Iraq and the Notion of Geographical Determinism
But this so-called geographical determinism can be seen in a different form. Earlier Orientalist scholars had seen it as a limiting factor, a heavy weight on Iraq's development. I think, on the contrary, it has often been a boon to countries such as Iraq. From the seventeenth to the mid-twentieth centuries, Iraqis freely traded within their own region and beyond, much to the consternation of Ottoman authorities who were supposed to be laying down the Imperial law. Even as the Ottoman Empire began to centralize its far-flung domains in the nineteenth century, causing it to write new tariffs in commercial law and erect new customs posts on Imperial frontiers, Iraqis were busy rediscovering new routes and new markets from which to exchange and ship their goods. Eventually this would be called smuggling and contraband, and be viewed as anti-state activity deletrious to the law of the land. By the early twentieth century, with new agreements on borders having been forged by British-influenced monarchies such as Iraq and Saudi Arabia, as well as with French-controlled Syria and Lebanon, the idea of a bounded nation-state, a sovereign nation-state was born.
But how bound was Iraq to its own sovereignty? In the late twentieth century, the Iraq-Iran war showed that regional influences were paramount. Even though the war was globalized, with the US entering surreptitiously on the side of Iraq, the real incentives sprung from the region. Again, smuggling and contraband came to the fore, this time arms smuggling carried out by dhows (traditional sailing ships, now outfitted with outboard motors) carrying enormous loads of arms, and sailing from the Gulf to Iran or Iraq. And we all know how the Baathist regime skirted international sanctions in the 1990’s by heavily smuggling in goods and arms across both its land and sea borders.

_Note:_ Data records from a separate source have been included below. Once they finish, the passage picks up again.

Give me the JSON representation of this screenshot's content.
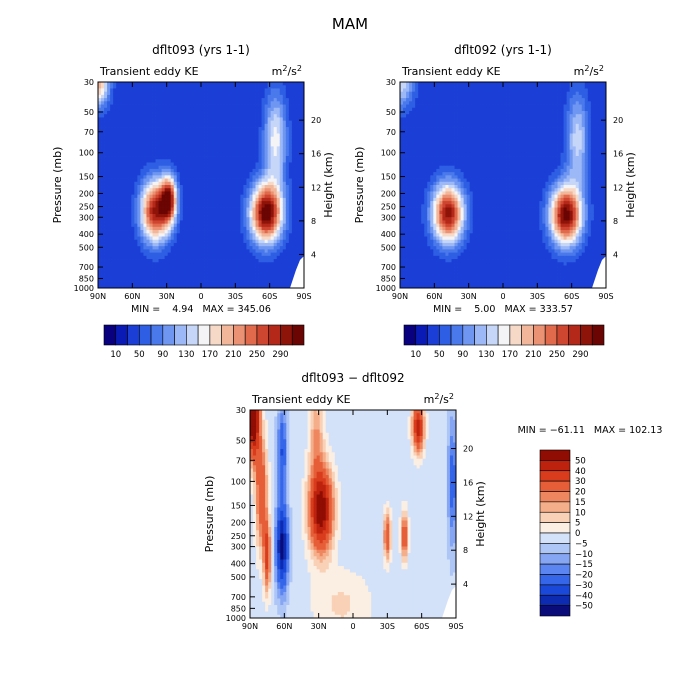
{
  "figure": {
    "title": "MAM"
  },
  "palette": {
    "full": [
      "#08007f",
      "#0a1bb5",
      "#1b3fd6",
      "#2e5ee3",
      "#4a79ec",
      "#6f97f2",
      "#9cb8f6",
      "#c6d6f8",
      "#f4f4f6",
      "#f7d9c8",
      "#f2b79a",
      "#ec9274",
      "#e16a4c",
      "#ce4530",
      "#b32818",
      "#8e1309",
      "#6a0503"
    ],
    "diff": [
      "#0a0c7a",
      "#0d2bb0",
      "#1a48d8",
      "#3565e8",
      "#5b85f0",
      "#86a6f3",
      "#aec6f6",
      "#d3e2f8",
      "#fbeee3",
      "#f9d1b6",
      "#f5ae8a",
      "#ee8660",
      "#e55e38",
      "#d83c1c",
      "#bc220d",
      "#8f0d03"
    ]
  },
  "chart_data": [
    {
      "type": "heatmap",
      "title": "dflt093 (yrs 1-1)",
      "subtitle_left": "Transient eddy KE",
      "units": {
        "base": "m",
        "exp": "2",
        "tail": "/s",
        "exp2": "2"
      },
      "xlabel": "",
      "ylabel": "Pressure (mb)",
      "ylabel_right": "Height (km)",
      "x_ticks": [
        "90N",
        "60N",
        "30N",
        "0",
        "30S",
        "60S",
        "90S"
      ],
      "x_tick_values": [
        90,
        60,
        30,
        0,
        -30,
        -60,
        -90
      ],
      "y_ticks": [
        "30",
        "50",
        "70",
        "100",
        "150",
        "200",
        "250",
        "300",
        "400",
        "500",
        "700",
        "850",
        "1000"
      ],
      "y_tick_values": [
        30,
        50,
        70,
        100,
        150,
        200,
        250,
        300,
        400,
        500,
        700,
        850,
        1000
      ],
      "right_ticks": [
        "20",
        "16",
        "12",
        "8",
        "4"
      ],
      "right_tick_values": [
        20,
        16,
        12,
        8,
        4
      ],
      "stats": "MIN =    4.94   MAX = 345.06",
      "min": 4.94,
      "max": 345.06,
      "features": [
        {
          "lat": 90,
          "p": 30,
          "value": 210,
          "wlat": 10,
          "wlogp": 0.18
        },
        {
          "lat": 40,
          "p": 270,
          "value": 290,
          "wlat": 13,
          "wlogp": 0.23
        },
        {
          "lat": 28,
          "p": 220,
          "value": 260,
          "wlat": 7,
          "wlogp": 0.17
        },
        {
          "lat": -57,
          "p": 280,
          "value": 330,
          "wlat": 14,
          "wlogp": 0.22
        },
        {
          "lat": -65,
          "p": 80,
          "value": 160,
          "wlat": 10,
          "wlogp": 0.35
        }
      ],
      "background": 30
    },
    {
      "type": "heatmap",
      "title": "dflt092 (yrs 1-1)",
      "subtitle_left": "Transient eddy KE",
      "units": {
        "base": "m",
        "exp": "2",
        "tail": "/s",
        "exp2": "2"
      },
      "xlabel": "",
      "ylabel": "Pressure (mb)",
      "ylabel_right": "Height (km)",
      "x_ticks": [
        "90N",
        "60N",
        "30N",
        "0",
        "30S",
        "60S",
        "90S"
      ],
      "x_tick_values": [
        90,
        60,
        30,
        0,
        -30,
        -60,
        -90
      ],
      "y_ticks": [
        "30",
        "50",
        "70",
        "100",
        "150",
        "200",
        "250",
        "300",
        "400",
        "500",
        "700",
        "850",
        "1000"
      ],
      "y_tick_values": [
        30,
        50,
        70,
        100,
        150,
        200,
        250,
        300,
        400,
        500,
        700,
        850,
        1000
      ],
      "right_ticks": [
        "20",
        "16",
        "12",
        "8",
        "4"
      ],
      "right_tick_values": [
        20,
        16,
        12,
        8,
        4
      ],
      "stats": "MIN =    5.00   MAX = 333.57",
      "min": 5.0,
      "max": 333.57,
      "features": [
        {
          "lat": 90,
          "p": 30,
          "value": 150,
          "wlat": 12,
          "wlogp": 0.2
        },
        {
          "lat": 48,
          "p": 280,
          "value": 300,
          "wlat": 14,
          "wlogp": 0.22
        },
        {
          "lat": -55,
          "p": 290,
          "value": 320,
          "wlat": 14,
          "wlogp": 0.22
        },
        {
          "lat": -65,
          "p": 80,
          "value": 140,
          "wlat": 10,
          "wlogp": 0.35
        }
      ],
      "background": 30
    },
    {
      "type": "heatmap",
      "title": "dflt093 − dflt092",
      "subtitle_left": "Transient eddy KE",
      "units": {
        "base": "m",
        "exp": "2",
        "tail": "/s",
        "exp2": "2"
      },
      "xlabel": "",
      "ylabel": "Pressure (mb)",
      "ylabel_right": "Height (km)",
      "x_ticks": [
        "90N",
        "60N",
        "30N",
        "0",
        "30S",
        "60S",
        "90S"
      ],
      "x_tick_values": [
        90,
        60,
        30,
        0,
        -30,
        -60,
        -90
      ],
      "y_ticks": [
        "30",
        "50",
        "70",
        "100",
        "150",
        "200",
        "250",
        "300",
        "400",
        "500",
        "700",
        "850",
        "1000"
      ],
      "y_tick_values": [
        30,
        50,
        70,
        100,
        150,
        200,
        250,
        300,
        400,
        500,
        700,
        850,
        1000
      ],
      "right_ticks": [
        "20",
        "16",
        "12",
        "8",
        "4"
      ],
      "right_tick_values": [
        20,
        16,
        12,
        8,
        4
      ],
      "stats": "MIN = −61.11   MAX = 102.13",
      "min": -61.11,
      "max": 102.13,
      "features": [
        {
          "lat": 87,
          "p": 33,
          "value": 70,
          "wlat": 5,
          "wlogp": 0.3
        },
        {
          "lat": 80,
          "p": 120,
          "value": 30,
          "wlat": 5,
          "wlogp": 0.4
        },
        {
          "lat": 75,
          "p": 350,
          "value": 35,
          "wlat": 3,
          "wlogp": 0.25
        },
        {
          "lat": 62,
          "p": 300,
          "value": -55,
          "wlat": 5,
          "wlogp": 0.3
        },
        {
          "lat": 62,
          "p": 60,
          "value": -30,
          "wlat": 4,
          "wlogp": 0.3
        },
        {
          "lat": 28,
          "p": 160,
          "value": 60,
          "wlat": 10,
          "wlogp": 0.3
        },
        {
          "lat": 32,
          "p": 45,
          "value": 15,
          "wlat": 6,
          "wlogp": 0.3
        },
        {
          "lat": -30,
          "p": 250,
          "value": 30,
          "wlat": 3,
          "wlogp": 0.17
        },
        {
          "lat": -45,
          "p": 250,
          "value": 30,
          "wlat": 3,
          "wlogp": 0.17
        },
        {
          "lat": -57,
          "p": 40,
          "value": 45,
          "wlat": 5,
          "wlogp": 0.18
        },
        {
          "lat": -87,
          "p": 100,
          "value": -25,
          "wlat": 4,
          "wlogp": 0.45
        },
        {
          "lat": 10,
          "p": 800,
          "value": 6,
          "wlat": 25,
          "wlogp": 0.25
        }
      ],
      "background": -3
    }
  ],
  "colorbars": {
    "full": {
      "levels": [
        10,
        30,
        50,
        70,
        90,
        110,
        130,
        150,
        170,
        190,
        210,
        230,
        250,
        270,
        290,
        310
      ],
      "labels": [
        "10",
        "50",
        "90",
        "130",
        "170",
        "210",
        "250",
        "290"
      ]
    },
    "diff": {
      "levels": [
        -50,
        -40,
        -30,
        -20,
        -15,
        -10,
        -5,
        0,
        5,
        10,
        15,
        20,
        30,
        40,
        50
      ],
      "labels": [
        "50",
        "40",
        "30",
        "20",
        "15",
        "10",
        "5",
        "0",
        "−5",
        "−10",
        "−15",
        "−20",
        "−30",
        "−40",
        "−50"
      ]
    }
  }
}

In Iraq today, smuggling and contraband are rife. Gasoline, copper wires, electricity pylons and food are being trucked out of Iraq at an alarming rate. If this continues, the shadow economy, more vibrant and more dynamic than the official economy, will soon denude Iraq of its very infrastructure, most of it obsolete and probably valuable only as scrap. My question is this : even supposing that Iraq will once again be a safe place to live, where laws will be obeyed and the official economy will become a self-sustaining economy ( ‘though largely based on one source, oil), how long will this last before regional incentives will again appear to tear its “sovereign” status apart? I am pessimistic. I think the region is stronger than the nation-state. The region provides incentives that the state, as now constructed, cannot provide. The region supplies the conditions for a free-for-all entrepreneurial activity that the big, hulking state will need to tamp down, if only to assert its own authority. In the next ten years, when Iraq’s security threat will have diminished ( please say inshallah), will the new state be able to offer as great an amount of opportunities for its citizens through legal channels as the region is willing to provide for the reckless, devil-may care sector of brash entrepreneurs in Iraq?